Wednesday 15 April 2009

Don't be a stain on the carpet

Some of my best friends work in the live music industry, which once a year convenes in London for the International Live Music Conference (ILMC). At the most recent of these shindigs back in March, I found myself involved in any number of fascinating conversations with a variety of agents and promoters from all over the world. These are the sort of masters of this peculiar little universe who move and shake with abandon, and on whose whim careers can made or broken, in much the same way curiously, as might have been said of record moguls in the past.

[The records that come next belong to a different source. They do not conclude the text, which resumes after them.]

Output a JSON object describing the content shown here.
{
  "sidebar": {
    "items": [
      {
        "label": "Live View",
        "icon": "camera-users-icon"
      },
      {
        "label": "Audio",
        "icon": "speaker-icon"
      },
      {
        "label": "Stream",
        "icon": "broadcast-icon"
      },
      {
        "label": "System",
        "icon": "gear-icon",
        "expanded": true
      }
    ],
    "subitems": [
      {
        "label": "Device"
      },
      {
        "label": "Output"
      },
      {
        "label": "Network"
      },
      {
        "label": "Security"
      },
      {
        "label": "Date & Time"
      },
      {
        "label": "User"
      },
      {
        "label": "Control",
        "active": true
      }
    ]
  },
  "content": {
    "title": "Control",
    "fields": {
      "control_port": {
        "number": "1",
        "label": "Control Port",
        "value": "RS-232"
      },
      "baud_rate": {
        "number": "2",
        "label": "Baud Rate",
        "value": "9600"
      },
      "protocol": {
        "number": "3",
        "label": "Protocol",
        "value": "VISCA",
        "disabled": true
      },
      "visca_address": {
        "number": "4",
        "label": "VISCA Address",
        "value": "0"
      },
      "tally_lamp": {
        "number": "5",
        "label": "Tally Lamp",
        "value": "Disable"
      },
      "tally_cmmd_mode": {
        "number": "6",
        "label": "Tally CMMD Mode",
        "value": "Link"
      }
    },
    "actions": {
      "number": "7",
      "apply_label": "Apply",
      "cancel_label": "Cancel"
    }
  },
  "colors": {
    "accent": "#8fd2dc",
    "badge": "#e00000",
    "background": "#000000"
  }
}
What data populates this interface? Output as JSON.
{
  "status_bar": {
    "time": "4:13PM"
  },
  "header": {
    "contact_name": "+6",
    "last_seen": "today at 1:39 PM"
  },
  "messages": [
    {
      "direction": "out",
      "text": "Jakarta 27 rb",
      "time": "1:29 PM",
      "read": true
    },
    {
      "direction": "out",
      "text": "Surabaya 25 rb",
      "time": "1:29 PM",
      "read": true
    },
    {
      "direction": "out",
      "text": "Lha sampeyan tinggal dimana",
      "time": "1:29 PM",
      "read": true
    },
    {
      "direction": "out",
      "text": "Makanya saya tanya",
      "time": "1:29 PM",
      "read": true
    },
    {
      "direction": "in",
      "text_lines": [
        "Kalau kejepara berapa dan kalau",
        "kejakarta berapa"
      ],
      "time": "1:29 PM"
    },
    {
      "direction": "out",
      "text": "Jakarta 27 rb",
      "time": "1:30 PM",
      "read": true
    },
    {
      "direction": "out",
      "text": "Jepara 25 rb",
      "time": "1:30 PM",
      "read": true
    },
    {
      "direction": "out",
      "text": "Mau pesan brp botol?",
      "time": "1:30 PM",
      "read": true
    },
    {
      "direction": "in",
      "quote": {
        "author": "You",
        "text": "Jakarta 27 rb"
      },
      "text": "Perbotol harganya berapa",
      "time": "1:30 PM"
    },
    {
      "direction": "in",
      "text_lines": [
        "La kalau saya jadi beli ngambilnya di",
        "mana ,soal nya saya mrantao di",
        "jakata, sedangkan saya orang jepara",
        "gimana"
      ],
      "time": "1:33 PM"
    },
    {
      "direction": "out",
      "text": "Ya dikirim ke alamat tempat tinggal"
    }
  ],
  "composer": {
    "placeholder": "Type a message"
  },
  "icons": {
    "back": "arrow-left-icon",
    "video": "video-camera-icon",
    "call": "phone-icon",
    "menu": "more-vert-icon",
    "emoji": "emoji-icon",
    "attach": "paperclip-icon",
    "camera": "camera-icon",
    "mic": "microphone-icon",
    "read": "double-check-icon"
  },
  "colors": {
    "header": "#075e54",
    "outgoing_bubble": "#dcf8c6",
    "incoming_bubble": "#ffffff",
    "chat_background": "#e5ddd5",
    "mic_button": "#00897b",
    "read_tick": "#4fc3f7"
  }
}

Interestingly, I found myself thinking that a lot of what I was hearing could just as easily have been said by those same record industry bigwigs 8 or 9 years ago, when they were still riding the crest of the tail end of the CD boom and believed themselves to be bulletproof. I heard talk of the search for the next global superstar (have these people really not read The Long Tail yet?), of a business that was secure in its own invincibility, of reckless profiteering in the secondary ticketing market without considering the consumers perception of the artists, the longevity of their careers and certainly without concern for the long term damage to consumer confidence that such behaviour will certainly cause.

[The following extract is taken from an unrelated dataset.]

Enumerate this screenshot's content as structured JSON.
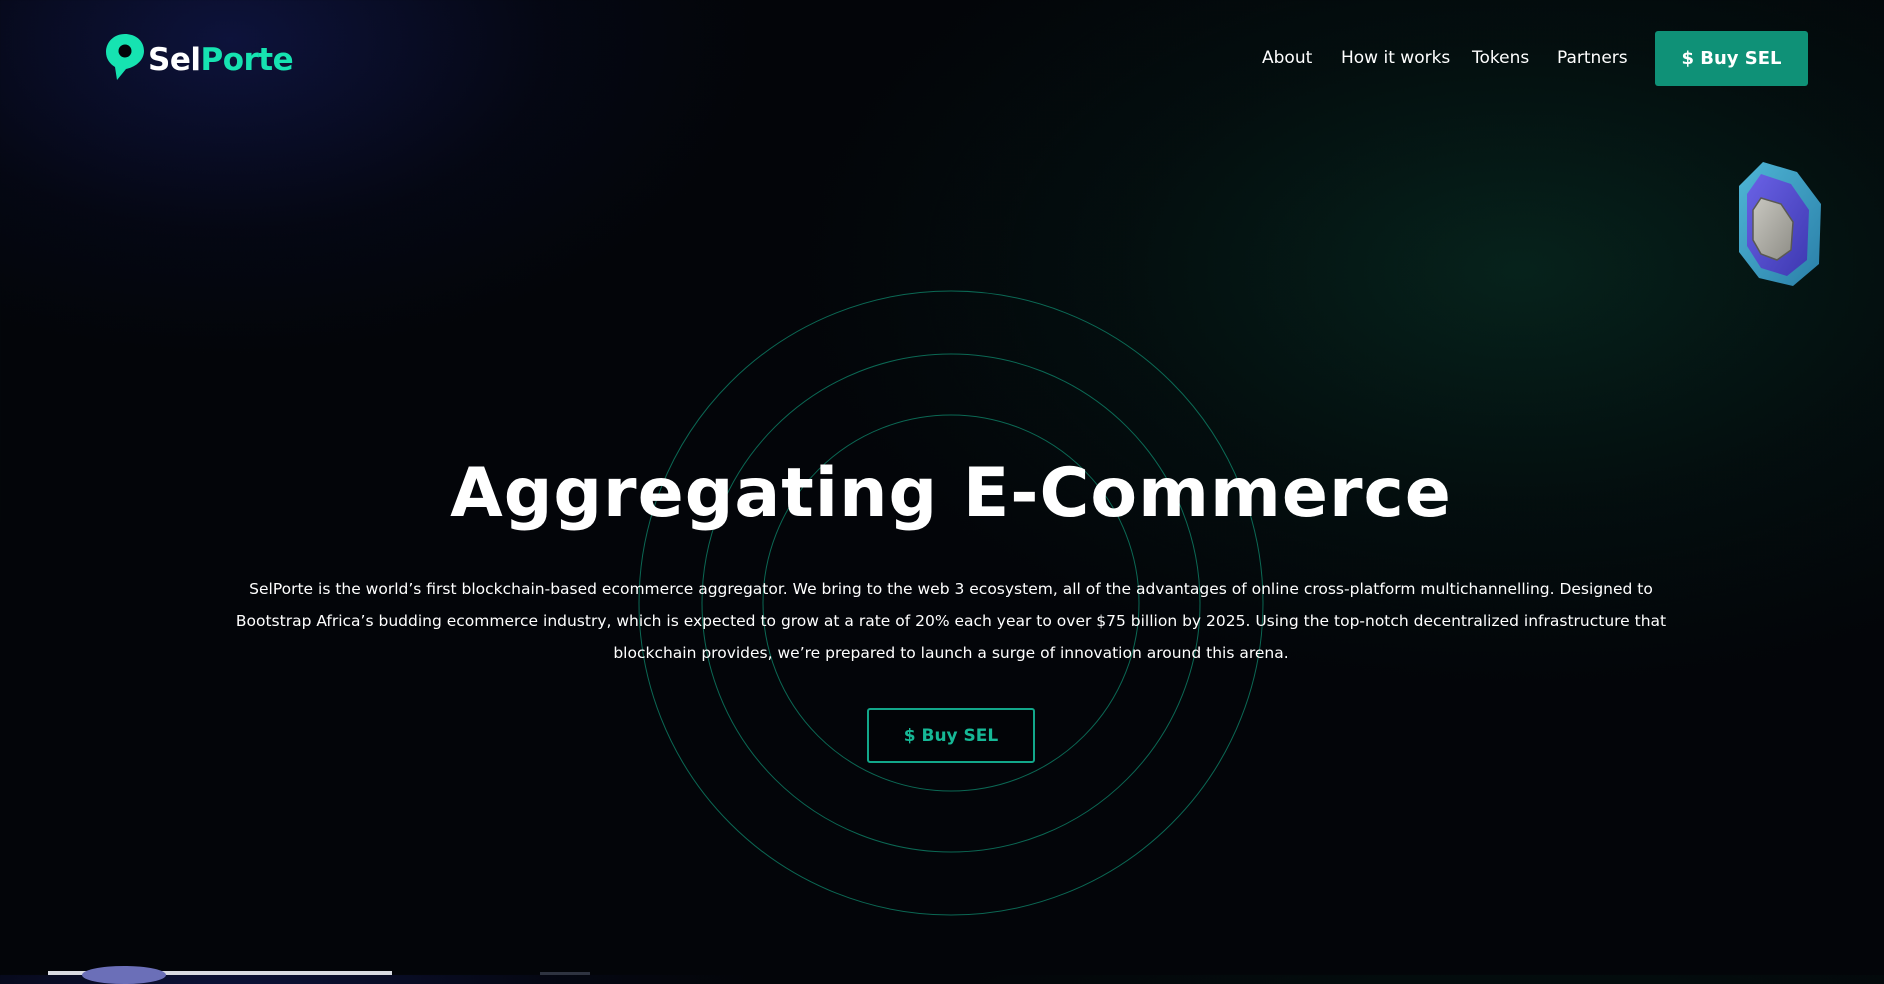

As I heard all of these things I found myself thinking "have these guys not been paying attention"? It was PRECISELY this sort of arrogance that brought the record industry to its knees, and there is no reason to think that exactly the same fate might not befall the live business.

This is what I know. In the music business (in fact in pretty much ANY business), the ability for fans to have a direct emotional and commercial relationship with the artist changes EVERYTHING. The value chain has not so much been shortened as blown up.

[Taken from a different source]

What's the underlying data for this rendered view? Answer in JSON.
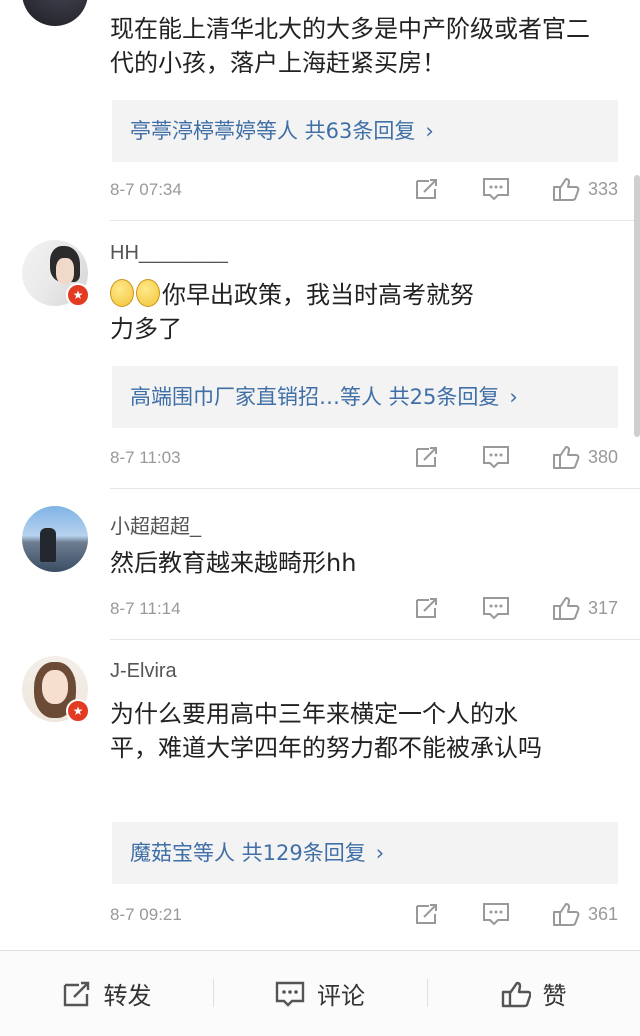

There are a plethora of middlemen and gatekeepers in our industry. Record labels, publishers, the media, collection societies, booking agents, promoters, sponsors, merchandisers, aggregators, distributors.. I could go on and on, but here's the thing: None of these people have a divine right to earn a living, or even frankly to exist. In a direct to fan world there are only 2 people who matter. The artist and the fan.

Everyone else in the value chain who is not actively adding value is merely a stain on the carpet and should be wiped away without a second thought.